Christian Boltanski's Personnes; image from Traffic Magazine

Analysis by terms / categories:

  • Art: this is an installation that is meant to be visited in an exhibition space.
  • Temporary: the installation was in place in Paris for just over a month. 
  • Large scale: the piece is large enough to dominate and overwhelm visitors, which is likely part of the desired effect.
  • Form: Personnes formed its own shapes, in regular rectangular deposits of clothing.
  • Immersive and Distant: the installation is large enough to walk around in, but also draws some of its power from the ability to stand back and take in its scale.
  • Repetition and Shape: the work is laid out as a series of regular rectangles of clothing lying on a concrete floor.

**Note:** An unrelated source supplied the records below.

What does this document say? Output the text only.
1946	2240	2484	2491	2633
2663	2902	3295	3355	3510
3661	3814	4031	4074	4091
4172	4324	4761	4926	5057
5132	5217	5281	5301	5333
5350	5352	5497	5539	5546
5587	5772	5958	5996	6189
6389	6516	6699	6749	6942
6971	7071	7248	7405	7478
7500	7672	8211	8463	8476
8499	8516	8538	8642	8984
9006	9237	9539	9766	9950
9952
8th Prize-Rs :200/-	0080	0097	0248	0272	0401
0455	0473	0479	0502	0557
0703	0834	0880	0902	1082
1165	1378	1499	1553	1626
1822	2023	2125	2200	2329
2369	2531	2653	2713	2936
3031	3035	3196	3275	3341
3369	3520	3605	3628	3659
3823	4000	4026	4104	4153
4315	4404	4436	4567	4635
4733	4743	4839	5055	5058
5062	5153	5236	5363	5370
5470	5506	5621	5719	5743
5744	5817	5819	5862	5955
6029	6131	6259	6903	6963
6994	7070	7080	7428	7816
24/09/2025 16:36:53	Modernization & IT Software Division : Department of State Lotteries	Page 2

The media release for Personnes described it as "social, religious and humanistic exploration of life, memory and the irreductible individuality of each and every human existence – together with the presence of death, the dehumanisation of the body, chance and destiny. Conceived as a work in sound and vision, Personnes takes up a new theme in Boltanski’s work, building on his earlier explorations of the limits of human existence and the vital dimension of memory : the question of fate, and the ineluctability of death. Personnes transforms the entire Nave of the Grand Palais through the creation of a coherent, intensely moving installation conceived as a gigantic animated tableau. Personnes is a one-off, ephemeral work. In accordance with the artist’s wishes, the components of the piece will all be recycled at the end of the exhibition."

Without knowing anything about the installation, my first glances at pictures of it reminded me of the large piles of sorted clothes, shoes and eyeglasses confiscated from Jewish victims of the Nazi death camps. The empty (de-personalised) clothes cannot help but speak to us of the absence of the people who once wore them. And the rectangular piles on the floor suggested to me both that the missing people were less important than their clothes and that a rational mind had created the arrangement with deliberate purpose. The use of a crane to move the clothes makes the arrangements even more mechanistic and dehumanised.

The name of the installation—Personnes—is a play on words that reflects the dehumanisation described above: the French word suggests at once the people who would have worn the clothes and their absence ("no ones").